他肩头那少女脖颈处,隱约可见一道青紫色指痕,想来是遭了迷药或邪术。
公孙胜也瞧得分明,低声道:
“这庄子只怕刚被这伙子强人劫了。”
矮胖男子咧著嘴笑,边走边与身旁嘍囉说笑,神情猥琐得意。
周围贼眾见了,纷纷鬨笑,有人喊道:
“王头领今日又得个娇娘,回去再多个压寨夫人,好不快活!”
那被唤作“王头领”的矮胖男子哈哈一笑:
“这小娘皮生得真是可人儿,比山上原先的那些黄花菜水灵多了,这回可得好生受用!”
唐斌见状,胸中登时一股无名火起。
他虽说如今理论上也算是『强人』了,但这般强掳民女的行径,实在是触及了他的底线。
相比之下,回雁峰的那些人,文仲容和崔野真真正正都是被逼上山的,向来不欺男霸女,也从来没干过这等强掳民女的勾当。
再加上那少女长相绝美又昏迷不醒,若真被这伙贼人掳去,后果不堪设想。
公孙胜在旁低声道:
“哥哥,看这伙人行事,当是剪径强贼。
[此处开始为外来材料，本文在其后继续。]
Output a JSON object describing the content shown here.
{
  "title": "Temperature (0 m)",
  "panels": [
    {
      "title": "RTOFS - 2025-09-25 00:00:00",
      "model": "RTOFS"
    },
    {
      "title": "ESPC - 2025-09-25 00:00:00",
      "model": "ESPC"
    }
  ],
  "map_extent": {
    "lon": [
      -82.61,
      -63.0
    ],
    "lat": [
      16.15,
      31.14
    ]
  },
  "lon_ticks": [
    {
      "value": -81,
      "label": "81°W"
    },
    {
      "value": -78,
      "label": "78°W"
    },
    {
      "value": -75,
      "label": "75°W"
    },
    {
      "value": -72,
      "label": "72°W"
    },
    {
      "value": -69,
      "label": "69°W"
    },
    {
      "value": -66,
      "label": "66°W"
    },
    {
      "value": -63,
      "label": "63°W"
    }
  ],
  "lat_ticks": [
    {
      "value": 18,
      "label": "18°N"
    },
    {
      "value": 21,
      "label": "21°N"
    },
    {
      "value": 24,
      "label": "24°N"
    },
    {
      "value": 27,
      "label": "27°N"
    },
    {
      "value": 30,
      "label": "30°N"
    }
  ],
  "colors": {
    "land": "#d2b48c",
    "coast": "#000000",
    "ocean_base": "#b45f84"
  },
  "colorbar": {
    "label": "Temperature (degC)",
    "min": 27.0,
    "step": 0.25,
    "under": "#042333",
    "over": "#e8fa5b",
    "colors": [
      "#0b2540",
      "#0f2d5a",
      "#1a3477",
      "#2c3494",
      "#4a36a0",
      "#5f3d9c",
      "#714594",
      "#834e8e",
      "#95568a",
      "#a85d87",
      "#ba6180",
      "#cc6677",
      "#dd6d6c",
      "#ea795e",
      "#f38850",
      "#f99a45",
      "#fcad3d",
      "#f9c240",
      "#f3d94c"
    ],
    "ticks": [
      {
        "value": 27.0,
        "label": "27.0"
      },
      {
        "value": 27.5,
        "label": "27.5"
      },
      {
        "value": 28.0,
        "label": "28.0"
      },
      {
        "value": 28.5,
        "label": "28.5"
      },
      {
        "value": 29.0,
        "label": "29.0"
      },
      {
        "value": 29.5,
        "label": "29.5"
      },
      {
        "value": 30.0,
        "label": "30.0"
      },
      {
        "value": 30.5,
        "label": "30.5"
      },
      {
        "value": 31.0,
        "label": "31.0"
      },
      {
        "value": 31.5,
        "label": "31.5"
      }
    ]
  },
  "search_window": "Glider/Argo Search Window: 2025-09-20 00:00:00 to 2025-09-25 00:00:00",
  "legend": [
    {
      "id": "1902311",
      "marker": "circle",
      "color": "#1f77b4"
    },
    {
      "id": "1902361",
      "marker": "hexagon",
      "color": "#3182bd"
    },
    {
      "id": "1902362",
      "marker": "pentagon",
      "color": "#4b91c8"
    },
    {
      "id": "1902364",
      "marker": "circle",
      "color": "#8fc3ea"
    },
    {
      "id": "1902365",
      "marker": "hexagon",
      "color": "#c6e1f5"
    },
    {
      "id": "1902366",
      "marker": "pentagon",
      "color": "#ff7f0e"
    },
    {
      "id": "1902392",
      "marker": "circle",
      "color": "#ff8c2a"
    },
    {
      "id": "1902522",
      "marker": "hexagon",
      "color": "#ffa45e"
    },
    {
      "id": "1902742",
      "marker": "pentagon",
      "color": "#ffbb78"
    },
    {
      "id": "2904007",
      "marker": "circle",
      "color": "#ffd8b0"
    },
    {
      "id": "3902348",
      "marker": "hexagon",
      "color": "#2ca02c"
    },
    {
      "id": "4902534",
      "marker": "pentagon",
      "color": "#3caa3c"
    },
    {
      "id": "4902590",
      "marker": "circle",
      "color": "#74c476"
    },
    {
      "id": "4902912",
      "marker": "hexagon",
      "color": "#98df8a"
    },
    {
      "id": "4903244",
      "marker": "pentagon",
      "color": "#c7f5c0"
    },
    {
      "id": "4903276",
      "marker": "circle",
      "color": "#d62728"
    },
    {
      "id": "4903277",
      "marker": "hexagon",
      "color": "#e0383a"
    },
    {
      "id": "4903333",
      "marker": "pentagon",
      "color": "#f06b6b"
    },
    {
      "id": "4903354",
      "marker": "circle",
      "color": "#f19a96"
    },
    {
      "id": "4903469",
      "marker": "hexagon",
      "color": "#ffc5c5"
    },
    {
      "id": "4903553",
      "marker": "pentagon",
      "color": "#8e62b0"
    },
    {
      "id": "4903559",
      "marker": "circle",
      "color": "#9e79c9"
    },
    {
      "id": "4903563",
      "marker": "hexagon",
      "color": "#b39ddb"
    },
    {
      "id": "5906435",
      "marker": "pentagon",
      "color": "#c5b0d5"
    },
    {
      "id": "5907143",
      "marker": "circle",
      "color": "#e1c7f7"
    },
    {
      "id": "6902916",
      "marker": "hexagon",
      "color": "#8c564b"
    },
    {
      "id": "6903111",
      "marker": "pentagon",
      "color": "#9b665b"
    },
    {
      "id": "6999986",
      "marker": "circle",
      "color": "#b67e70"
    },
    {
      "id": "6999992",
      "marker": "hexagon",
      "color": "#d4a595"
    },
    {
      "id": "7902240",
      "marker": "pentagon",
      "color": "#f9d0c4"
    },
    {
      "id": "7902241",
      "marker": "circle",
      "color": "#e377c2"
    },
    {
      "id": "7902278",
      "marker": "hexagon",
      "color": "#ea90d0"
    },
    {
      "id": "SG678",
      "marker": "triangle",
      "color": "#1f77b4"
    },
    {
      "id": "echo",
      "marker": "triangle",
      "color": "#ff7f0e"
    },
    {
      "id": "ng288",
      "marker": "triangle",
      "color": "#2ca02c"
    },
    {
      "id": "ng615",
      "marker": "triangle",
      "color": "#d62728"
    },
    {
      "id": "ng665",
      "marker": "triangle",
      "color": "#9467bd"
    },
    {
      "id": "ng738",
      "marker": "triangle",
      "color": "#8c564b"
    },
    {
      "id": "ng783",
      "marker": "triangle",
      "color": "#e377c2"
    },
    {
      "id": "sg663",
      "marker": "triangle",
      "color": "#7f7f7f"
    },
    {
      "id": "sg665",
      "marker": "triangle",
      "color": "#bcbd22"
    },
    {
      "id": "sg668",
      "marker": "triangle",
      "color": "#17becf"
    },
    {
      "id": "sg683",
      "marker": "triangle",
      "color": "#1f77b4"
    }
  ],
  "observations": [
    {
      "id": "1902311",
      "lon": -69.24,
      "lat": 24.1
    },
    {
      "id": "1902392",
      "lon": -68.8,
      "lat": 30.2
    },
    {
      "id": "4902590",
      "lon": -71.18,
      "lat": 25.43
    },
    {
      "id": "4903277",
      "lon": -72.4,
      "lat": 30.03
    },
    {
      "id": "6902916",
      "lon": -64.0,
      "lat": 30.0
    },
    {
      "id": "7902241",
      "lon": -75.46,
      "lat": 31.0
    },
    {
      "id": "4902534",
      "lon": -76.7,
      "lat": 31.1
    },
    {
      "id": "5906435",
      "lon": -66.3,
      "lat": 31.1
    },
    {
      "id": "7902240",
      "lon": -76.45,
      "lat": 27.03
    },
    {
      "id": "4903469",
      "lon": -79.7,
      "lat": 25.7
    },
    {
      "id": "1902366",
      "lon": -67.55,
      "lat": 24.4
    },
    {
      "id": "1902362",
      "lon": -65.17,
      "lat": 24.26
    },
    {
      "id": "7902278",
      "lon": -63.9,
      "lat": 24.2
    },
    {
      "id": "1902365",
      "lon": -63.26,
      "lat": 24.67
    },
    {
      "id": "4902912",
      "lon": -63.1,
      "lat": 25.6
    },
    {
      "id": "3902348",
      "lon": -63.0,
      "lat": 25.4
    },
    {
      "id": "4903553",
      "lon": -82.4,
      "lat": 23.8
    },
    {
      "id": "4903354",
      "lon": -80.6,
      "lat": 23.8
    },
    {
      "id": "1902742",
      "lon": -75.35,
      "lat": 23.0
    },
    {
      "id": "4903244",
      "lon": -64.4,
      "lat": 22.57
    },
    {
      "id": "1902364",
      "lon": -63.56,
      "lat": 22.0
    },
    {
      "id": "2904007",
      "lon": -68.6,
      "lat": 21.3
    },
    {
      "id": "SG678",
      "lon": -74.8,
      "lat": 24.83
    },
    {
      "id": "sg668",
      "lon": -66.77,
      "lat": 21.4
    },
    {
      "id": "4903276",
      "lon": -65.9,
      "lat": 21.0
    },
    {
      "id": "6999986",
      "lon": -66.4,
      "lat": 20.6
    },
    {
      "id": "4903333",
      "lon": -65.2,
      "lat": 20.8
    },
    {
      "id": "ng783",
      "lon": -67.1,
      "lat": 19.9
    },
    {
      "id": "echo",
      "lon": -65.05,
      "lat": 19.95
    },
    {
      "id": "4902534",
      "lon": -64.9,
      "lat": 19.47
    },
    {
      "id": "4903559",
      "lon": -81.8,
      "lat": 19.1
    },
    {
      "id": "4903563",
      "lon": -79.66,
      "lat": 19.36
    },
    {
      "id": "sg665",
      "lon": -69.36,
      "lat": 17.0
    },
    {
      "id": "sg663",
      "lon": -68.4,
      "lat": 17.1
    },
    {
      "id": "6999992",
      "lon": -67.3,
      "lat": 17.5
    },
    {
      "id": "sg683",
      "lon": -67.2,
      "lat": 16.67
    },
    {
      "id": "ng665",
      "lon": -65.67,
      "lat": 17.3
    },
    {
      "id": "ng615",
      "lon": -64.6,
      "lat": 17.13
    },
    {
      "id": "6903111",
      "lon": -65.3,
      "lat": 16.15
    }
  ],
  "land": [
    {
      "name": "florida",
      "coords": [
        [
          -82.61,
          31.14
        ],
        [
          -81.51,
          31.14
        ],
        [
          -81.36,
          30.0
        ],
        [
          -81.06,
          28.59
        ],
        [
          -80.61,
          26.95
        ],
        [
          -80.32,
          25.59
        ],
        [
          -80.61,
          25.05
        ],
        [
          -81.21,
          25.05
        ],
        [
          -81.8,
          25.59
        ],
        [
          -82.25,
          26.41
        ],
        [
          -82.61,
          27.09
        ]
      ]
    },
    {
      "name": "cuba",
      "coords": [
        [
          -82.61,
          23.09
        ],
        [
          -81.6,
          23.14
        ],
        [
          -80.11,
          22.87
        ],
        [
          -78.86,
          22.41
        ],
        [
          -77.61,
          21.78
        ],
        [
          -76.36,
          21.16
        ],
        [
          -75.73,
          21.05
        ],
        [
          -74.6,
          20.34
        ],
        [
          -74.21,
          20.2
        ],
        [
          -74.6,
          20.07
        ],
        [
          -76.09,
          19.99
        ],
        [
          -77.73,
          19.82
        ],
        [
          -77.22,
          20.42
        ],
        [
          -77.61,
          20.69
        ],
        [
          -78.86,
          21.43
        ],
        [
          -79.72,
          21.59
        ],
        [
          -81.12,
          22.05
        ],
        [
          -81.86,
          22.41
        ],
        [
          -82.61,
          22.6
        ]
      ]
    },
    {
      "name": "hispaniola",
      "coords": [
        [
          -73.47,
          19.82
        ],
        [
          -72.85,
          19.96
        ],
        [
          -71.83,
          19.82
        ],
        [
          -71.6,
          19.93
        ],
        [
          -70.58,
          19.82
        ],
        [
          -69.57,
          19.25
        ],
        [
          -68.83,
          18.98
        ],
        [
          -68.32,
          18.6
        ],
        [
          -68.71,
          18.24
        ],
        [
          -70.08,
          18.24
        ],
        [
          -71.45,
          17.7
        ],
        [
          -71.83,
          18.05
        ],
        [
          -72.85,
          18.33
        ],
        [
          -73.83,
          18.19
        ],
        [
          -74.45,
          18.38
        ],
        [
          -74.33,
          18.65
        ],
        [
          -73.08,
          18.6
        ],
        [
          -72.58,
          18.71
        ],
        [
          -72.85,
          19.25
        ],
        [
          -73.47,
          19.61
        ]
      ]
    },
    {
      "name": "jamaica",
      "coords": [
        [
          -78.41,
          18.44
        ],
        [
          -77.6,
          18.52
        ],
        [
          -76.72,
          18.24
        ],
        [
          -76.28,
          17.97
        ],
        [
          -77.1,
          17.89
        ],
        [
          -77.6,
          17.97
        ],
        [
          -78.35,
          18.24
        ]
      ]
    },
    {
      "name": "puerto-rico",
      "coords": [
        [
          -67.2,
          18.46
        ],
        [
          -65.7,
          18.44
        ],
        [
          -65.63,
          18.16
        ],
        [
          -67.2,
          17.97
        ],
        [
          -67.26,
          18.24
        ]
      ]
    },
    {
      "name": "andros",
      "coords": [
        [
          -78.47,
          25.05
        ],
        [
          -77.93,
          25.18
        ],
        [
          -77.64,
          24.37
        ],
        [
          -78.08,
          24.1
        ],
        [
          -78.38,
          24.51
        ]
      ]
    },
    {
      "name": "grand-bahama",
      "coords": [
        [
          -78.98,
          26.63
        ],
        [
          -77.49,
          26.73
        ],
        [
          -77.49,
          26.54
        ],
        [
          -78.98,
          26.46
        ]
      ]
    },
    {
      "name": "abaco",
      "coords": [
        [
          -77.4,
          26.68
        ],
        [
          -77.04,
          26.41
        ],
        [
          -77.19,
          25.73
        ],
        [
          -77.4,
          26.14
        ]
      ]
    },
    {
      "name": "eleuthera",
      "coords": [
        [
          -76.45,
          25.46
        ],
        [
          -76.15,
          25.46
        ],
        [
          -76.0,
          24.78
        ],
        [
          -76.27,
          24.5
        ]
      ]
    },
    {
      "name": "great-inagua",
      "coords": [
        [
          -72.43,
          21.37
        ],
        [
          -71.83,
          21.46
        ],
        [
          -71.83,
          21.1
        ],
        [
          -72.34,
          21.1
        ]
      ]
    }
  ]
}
”
唐斌闻言,眼神冷了几分。他略一沉吟,对公孙胜道:
“兄弟且在此处暂隱身形,我去探个究竟。若有机会,救下那女子便走,不与这伙人多纠缠。”
公孙胜和唐斌相处了不短的时间,心知他的为人,当下点头道:
“哥哥小心,我在此接应。”
唐斌翻身下马,將韁绳交与公孙胜,又自袖中取出昭明、承华二剑,缩作三寸长短,藏於怀中。
章武剑仍悬腰间,却以布巾裹了剑鞘,掩去光华。
他身形一闪,没入道旁荒草丛中,借著夜色掩护,悄然向庄园潜去。
这伙儿贼眾约莫五六十人,都裹著玄色头巾,手提钢刀铁尺,在庄內横衝直撞。
此时庄丁早已死伤过半,残存的十余个庄客被麻绳捆作一串,跪在庭院青石地上,个个头破血流。
那矮胖汉子將肩上少女放下,交由两个嘍囉看管,自己叉腰站在当中,指挥眾人清点財物。
一个疤脸嘍囉远远奔了过来:
“二当家,厢房搜出纹银三千两、铜钱上千贯,另有绸缎百十匹、粳米三四百石!”
王英睨了一眼,咧嘴笑道:
“这老儿倒会藏私。再去搜!地窖、夹墙,一处都莫放过!”话音未落,东厢忽传来瓷器碎裂之声,夹杂女子尖厉哭叫。王英眉头一皱,骂道:
“哪个不开眼的猴崽子说了只要有美人都得留给爷爷,还敢乱伸手”
话方出口,便见两个嘍囉拽著个鬢髮散乱的中年妇人从厢房踉蹌而出。那妇人约莫三十多岁年纪,身穿藕荷色綾袄,虽衣衫不整,容貌却著实秀丽,此刻满面泪痕,口中不住哀求:
“好汉!好汉!財物钱粮你们尽可拿去,可那林家娘子乃是远来的贵客,求求好汉们不要伤了她啊!”